A surprising pushback to reforms of anti-money laundering laws could put Switzerland in the G7’s crosshairs again



Switzerland newly packaged reforms to over two decades anti-money laundering laws could land the nation in trouble again as the new reforms seem controversial. FATF wants Switzerland, who spent two years on European Union grey list, to ensure that advisers to the financial service industry also report suspicious transactions. This would represent a crackdown on non-banking helpers to crime as well as a massive expansion of due diligence required by service industries.
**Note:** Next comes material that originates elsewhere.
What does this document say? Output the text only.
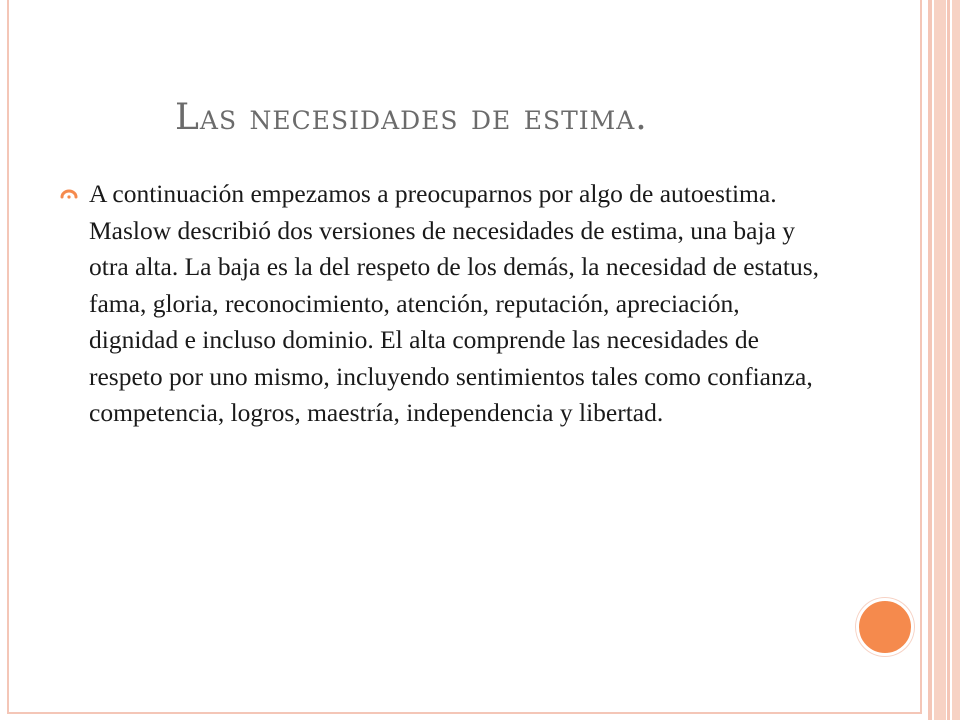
Las necesidades de estima.

A continuación empezamos a preocuparnos por algo de autoestima. Maslow describió dos versiones de necesidades de estima, una baja y otra alta. La baja es la del respeto de los demás, la necesidad de estatus, fama, gloria, reconocimiento, atención, reputación, apreciación, dignidad e incluso dominio. El alta comprende las necesidades de respeto por uno mismo, incluyendo sentimientos tales como confianza, competencia, logros, maestría, independencia y libertad.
Switzerland’s previous finance minister, Eveline Widmer-Schlumpf, wanted to combat money laundering in venues where cash is widely used for daily transactions but luxury good providers countered the move of raising money-laundering alarm when transactions are above 10,000 Swiss francs and are still hell-bent on not reporting any transactions not more than 100,000 francs in cash on goods.

Along with banks, the legal, accounting, and trust industries also have a ringside seat to money laundering: they advise on real estate purchases, manage cash accounts, set up vehicles like trusts, and act as directors of such special-purpose companies. In 2018, Switzerland’s anti-money laundering enforcer received 30 percent more reports on suspicious activity – 6,126 in all. However, less than 3 percent of those came from the legal or «other» professions, which would include consultants, accountants, trust companies, and notaries. FATF has refused to schedule Switzerland for a follow-up to its invasive 2016 exam as the group are not impressed with Switzerland reluctance to include the helpers to the financial industry in anti-money laundering.